What is latency in virology?

What is latency in virology?

Viral latency is the ability of a virus to remain dormant within the host cell, sometimes establishing lifelong occult infection. Depending on the virus, the trigger of latency is highly variable but the host cell context is always determining.

What does it mean when a virus is latent?

When a virus is present in the body but exists in a resting (latent) state without producing more virus. A latent viral infection usually does not cause any noticeable symptoms and can last a long period of time before becoming active and causing symptoms.

What is latent period of a disease?

Latent Period: The period between exposure and the onset of the period of communicability, which may be shorter or longer than incubation period. Susceptibility: The state of being susceptible (easily affected / infected).

What is a latent pathogen?

Virus latency (or viral latency) is the ability of a pathogenic virus to lie dormant (latent) within a cell, denoted as the lysogenic part of the viral life cycle. A latent viral infection is a type of persistent viral infection which is distinguished from a chronic viral infection.

What is an example of a latent infection?

Latent viral infections in humans include herpes simplex, varicella zoster, Epstein-Barr, human cytomegalovirus, adenovirus, and Kaposi’s sarcoma.

How does a latent virus become active?

Reactivation is the process by which a latent virus switches to a lytic phase of replication. Reactivation may be provoked by a combination of external and/or internal cellular stimuli. Understanding this mechanism is essential in developing future therapeutic agents against viral infection and subsequent disease.

Which viruses are latent?

Can all viruses be latent?

Not all viruses establish latency upon infection. Viruses belonging to the Herpesviridae, Polyomaviridae, Parvoviridae and Adenoviridae families commonly seem to establish latent infections in target cells. Reactivation is a process by which virus latency is terminated, leading to a lytic phase of replication.

Why is latent period important?

The latent period is a crucial life history trait, particularly for polycyclic plant diseases, because it determines how many complete infection cycles could theoretically occur during an epidemic.

What is virus incubation period?

The incubation period is the number of days between when you’re infected with something and when you might see symptoms. Health care professionals and government officials use this number to decide how long people need to stay away from others during an outbreak.

What viruses are latent?

What is the difference between incubation and latency?
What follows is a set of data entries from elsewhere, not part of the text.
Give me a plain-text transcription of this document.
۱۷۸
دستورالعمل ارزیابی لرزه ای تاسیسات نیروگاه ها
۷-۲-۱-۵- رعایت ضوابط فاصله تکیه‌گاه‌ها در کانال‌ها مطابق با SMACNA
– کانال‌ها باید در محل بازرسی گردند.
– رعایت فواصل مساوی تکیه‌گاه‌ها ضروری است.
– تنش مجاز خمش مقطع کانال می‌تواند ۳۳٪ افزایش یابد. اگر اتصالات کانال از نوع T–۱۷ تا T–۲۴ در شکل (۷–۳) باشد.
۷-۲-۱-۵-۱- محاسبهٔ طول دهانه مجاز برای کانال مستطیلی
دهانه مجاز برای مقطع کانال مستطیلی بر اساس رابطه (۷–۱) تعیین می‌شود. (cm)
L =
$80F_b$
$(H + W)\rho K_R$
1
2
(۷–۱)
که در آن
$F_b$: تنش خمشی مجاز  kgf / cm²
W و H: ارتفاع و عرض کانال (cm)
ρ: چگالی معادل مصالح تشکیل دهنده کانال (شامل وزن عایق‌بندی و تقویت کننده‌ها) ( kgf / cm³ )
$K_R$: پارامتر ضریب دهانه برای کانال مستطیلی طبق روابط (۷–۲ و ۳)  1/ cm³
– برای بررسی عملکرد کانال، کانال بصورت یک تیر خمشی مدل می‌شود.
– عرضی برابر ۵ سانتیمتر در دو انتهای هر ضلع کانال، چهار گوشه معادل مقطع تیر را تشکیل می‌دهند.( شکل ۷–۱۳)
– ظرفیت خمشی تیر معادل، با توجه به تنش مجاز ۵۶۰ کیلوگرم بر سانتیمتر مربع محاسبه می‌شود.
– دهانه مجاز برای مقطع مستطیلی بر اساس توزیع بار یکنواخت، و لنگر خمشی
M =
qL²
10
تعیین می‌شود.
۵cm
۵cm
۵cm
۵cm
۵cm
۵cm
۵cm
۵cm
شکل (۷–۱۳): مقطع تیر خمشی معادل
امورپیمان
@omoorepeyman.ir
Depending on the disease, the person may or may not be contagious during the incubation period. During latency, an infection is subclinical. With respect to viral infections, in incubation the virus is replicating. This is in contrast to viral latency, a form of dormancy in which the virus does not replicate.

What is the meaning of the medical term latent?

Medical Definition of latent : existing in hidden or dormant form: as a : present or capable of living or developing in a host without producing visible symptoms of disease a latent virus a latent infection b : not consciously expressed latent anxiety

What is the meaning of latent fingerprint?

Definition of latent (Entry 2 of 2) : a fingerprint (as at the scene of a crime) that is scarcely visible but can be developed for study. — called also latent fingerprint, latent print.

Where can I find more information about viruses in virology?

Students should listen to the weekly podcast “This Week in Virology”, produced by Prof. Racaniello, for additional material about viruses relevant to the course. Lecture slides (pdf) will be posted at this website before each class.

What is the best book to study virology?

Vol I: Molecular Biology, Vol. II: Pathogenesis and Control (S.J. Flint et al., Fifth Edition, ASM Press 2020). Students should read Prof. Racaniello’s virology blog for information relevant to the course.